A federal judge’s decision to block the U.S. Department of Labor (DOL) from enforcing its new persuader rule means employers may continue hiring legal counsel on unionization issues without facing an argument from the DOL that fees paid to legal counsel must be publicly disclosed.

U.S. District Judge Sam Cummings of the Northern District of Texas granted summary judgment on Nov. 16 in favor of plaintiffs challenging the rule, including the National Federation of Independent Business, other business groups and several states. He also converted a previous preliminary injunction that prevented the rule’s implementation into a permanent injunction.

In effect, his decision means the DOL’s new persuader rule — which would have forced the disclosure of attorney-client relationships related to employers’ efforts to deal with unions — will be blocked nationwide.

What would the new persuader rule have meant for employers?

The updated final rule, which the DOL issued in March 2016, would have required employers and their attorneys to disclose any attempts to persuade employees with respect to union activities, subject to an exception for pre-existing arrangements. The disclosure would have included information on the parties involved as well as specific actions taken. It represented a departure from long-standing policies that exempted lawyers and law firms from disclosure unless they were directly speaking to workers.

The DOL stated that the disclosures would help workers better understand the arguments being directed at them regarding whether to unionize. However, the rule faced significant opposition from law firms, bar associations and businesses, which saw it as a threat to confidential attorney-client information and a deterrent for employers who want to seek legal counsel on union matters.

What was the judge’s reason for blocking the rule’s implementation?

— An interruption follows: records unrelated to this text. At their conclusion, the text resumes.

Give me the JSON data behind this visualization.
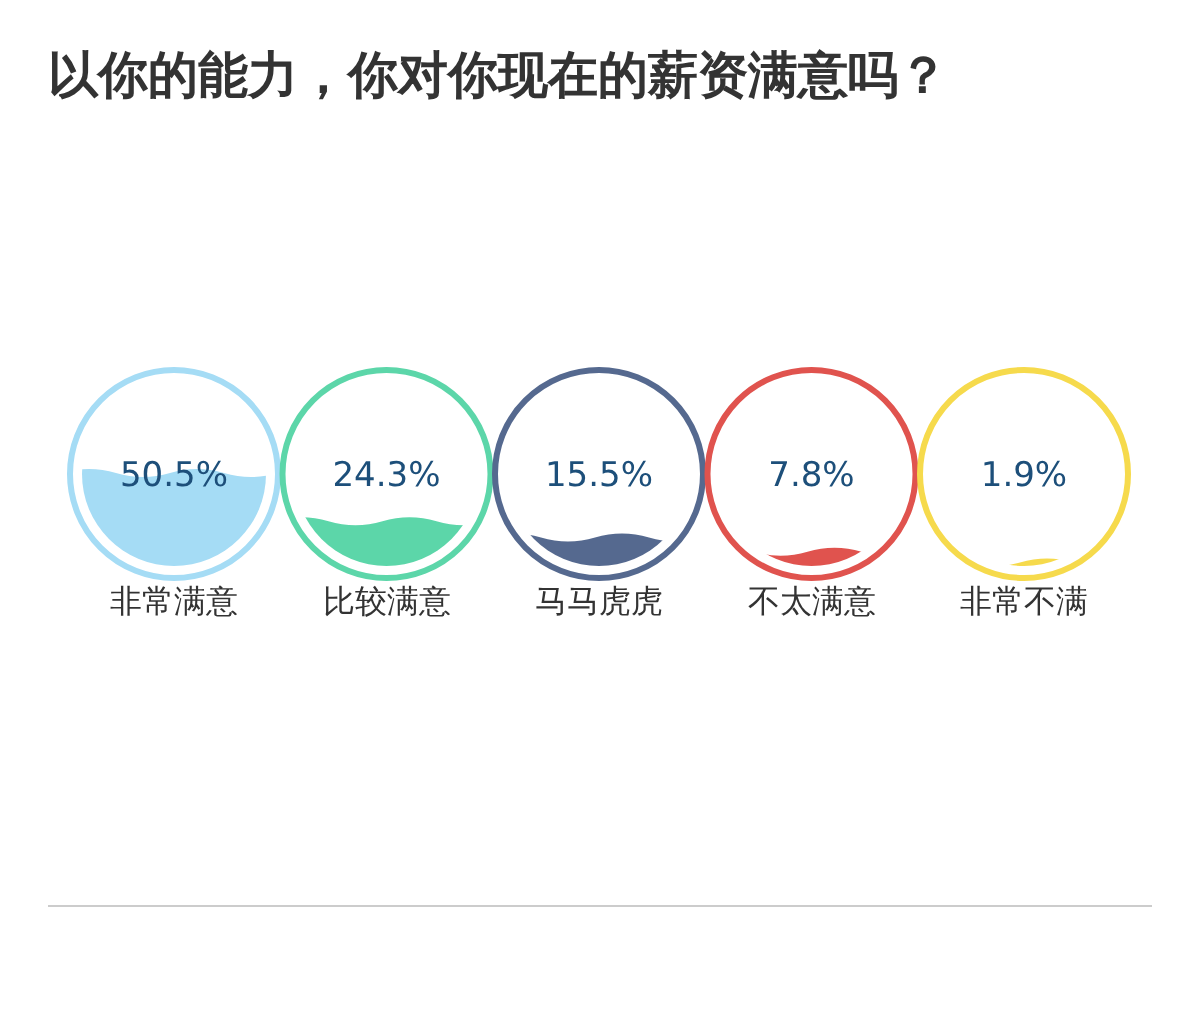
{
  "chart_data": {
    "type": "other",
    "title": "以你的能力，你对你现在的薪资满意吗？",
    "categories": [
      "非常满意",
      "比较满意",
      "马马虎虎",
      "不太满意",
      "非常不满"
    ],
    "values": [
      50.5,
      24.3,
      15.5,
      7.8,
      1.9
    ],
    "value_labels": [
      "50.5%",
      "24.3%",
      "15.5%",
      "7.8%",
      "1.9%"
    ],
    "colors": [
      "#a5dcf5",
      "#5cd6a9",
      "#55698f",
      "#e0534e",
      "#f6da4c"
    ]
  }
}
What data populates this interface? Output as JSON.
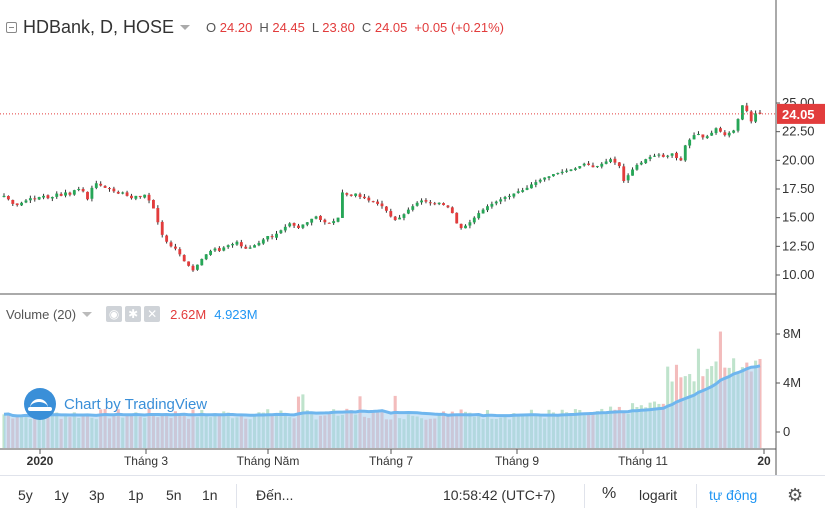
{
  "symbol": {
    "title": "HDBank, D, HOSE"
  },
  "ohlc": {
    "o_label": "O",
    "o_value": "24.20",
    "h_label": "H",
    "h_value": "24.45",
    "l_label": "L",
    "l_value": "23.80",
    "c_label": "C",
    "c_value": "24.05",
    "change": "+0.05 (+0.21%)"
  },
  "price_tag": "24.05",
  "volume_legend": {
    "title": "Volume (20)",
    "value1": "2.62M",
    "value2": "4.923M"
  },
  "watermark": {
    "text": "Chart by TradingView"
  },
  "toolbar": {
    "ranges": [
      "5y",
      "1y",
      "3p",
      "1p",
      "5n",
      "1n"
    ],
    "goto": "Đến...",
    "time": "10:58:42 (UTC+7)",
    "percent": "%",
    "log": "logarit",
    "auto": "tự động"
  },
  "colors": {
    "up": "#26a657",
    "down": "#e23c3c",
    "vol_up": "#bfe3cc",
    "vol_down": "#f3bcbc",
    "vol_bar": "#a8cfee",
    "ma_line": "#6fb6ee",
    "price_line": "#e23c3c"
  },
  "chart_data": {
    "type": "candlestick",
    "price_axis": {
      "ticks": [
        "10.00",
        "12.50",
        "15.00",
        "17.50",
        "20.00",
        "22.50",
        "25.00"
      ],
      "ylim": [
        10,
        25
      ]
    },
    "volume_axis": {
      "ticks": [
        "0",
        "4M",
        "8M"
      ],
      "ylim": [
        0,
        8000000
      ]
    },
    "x_axis": {
      "tick_labels": [
        "2020",
        "Tháng 3",
        "Tháng Năm",
        "Tháng 7",
        "Tháng 9",
        "Tháng 11",
        "20"
      ]
    },
    "close_series": [
      16.9,
      16.6,
      16.2,
      16.1,
      16.3,
      16.5,
      16.7,
      16.6,
      16.8,
      16.9,
      16.7,
      16.8,
      17.1,
      16.9,
      17.2,
      17.0,
      17.4,
      17.5,
      17.3,
      16.6,
      17.6,
      18.0,
      17.8,
      17.6,
      17.5,
      17.3,
      17.1,
      17.2,
      16.9,
      16.7,
      16.9,
      16.8,
      17.0,
      16.5,
      15.8,
      14.6,
      13.5,
      12.9,
      12.5,
      12.3,
      11.8,
      11.2,
      10.8,
      10.4,
      10.9,
      11.4,
      11.8,
      12.1,
      12.3,
      12.1,
      12.4,
      12.6,
      12.7,
      12.9,
      12.5,
      12.3,
      12.4,
      12.6,
      12.8,
      13.1,
      13.4,
      13.3,
      13.6,
      13.9,
      14.2,
      14.5,
      14.3,
      14.1,
      14.4,
      14.6,
      14.9,
      15.1,
      14.8,
      14.6,
      14.5,
      14.7,
      15.0,
      17.2,
      17.0,
      16.9,
      17.1,
      16.8,
      16.7,
      16.5,
      16.4,
      16.2,
      16.0,
      15.6,
      15.1,
      14.8,
      15.0,
      15.3,
      15.7,
      16.0,
      16.3,
      16.5,
      16.4,
      16.3,
      16.2,
      16.3,
      16.1,
      15.9,
      15.4,
      14.5,
      14.1,
      14.3,
      14.6,
      15.0,
      15.4,
      15.7,
      16.0,
      16.2,
      16.4,
      16.6,
      16.8,
      16.9,
      17.1,
      17.3,
      17.4,
      17.6,
      17.9,
      18.1,
      18.3,
      18.5,
      18.6,
      18.8,
      18.9,
      19.0,
      19.1,
      19.2,
      19.3,
      19.5,
      19.7,
      19.6,
      19.4,
      19.5,
      19.7,
      19.9,
      20.1,
      19.8,
      19.5,
      18.2,
      18.7,
      19.2,
      19.6,
      19.8,
      20.1,
      20.3,
      20.4,
      20.5,
      20.3,
      20.4,
      20.6,
      20.2,
      20.0,
      21.3,
      21.8,
      22.2,
      22.3,
      22.0,
      22.1,
      22.4,
      22.8,
      22.5,
      22.2,
      22.4,
      22.6,
      23.6,
      24.8,
      24.3,
      23.4,
      24.1,
      24.05
    ]
  }
}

The Nov. 16 order is brief and states “the court is of the opinion that the Department of Labor’s Persuader Advice Exemption Rule … should be held unlawful and set aside.” However, in its June order for preliminary injunction, the court elaborated that the rule exceeded the DOL’s authority, was too vague to apply properly and could threaten employers’ First Amendment rights and affect their ability to seek or obtain certain legal advice. The judge described the rule as “defective to its core” because of its elimination of the Labor-Management Reporting and Disclosure Act’s advice exemption, which has traditionally protected legal advice from such disclosure.

What happens now?

This move may signify the end of the road for this controversial rule. While the DOL could appeal, many predict the Obama-era rule will not survive under the Trump administration. For now, employers do not need to comply with the rule, but we will continue to follow any further developments on this blog.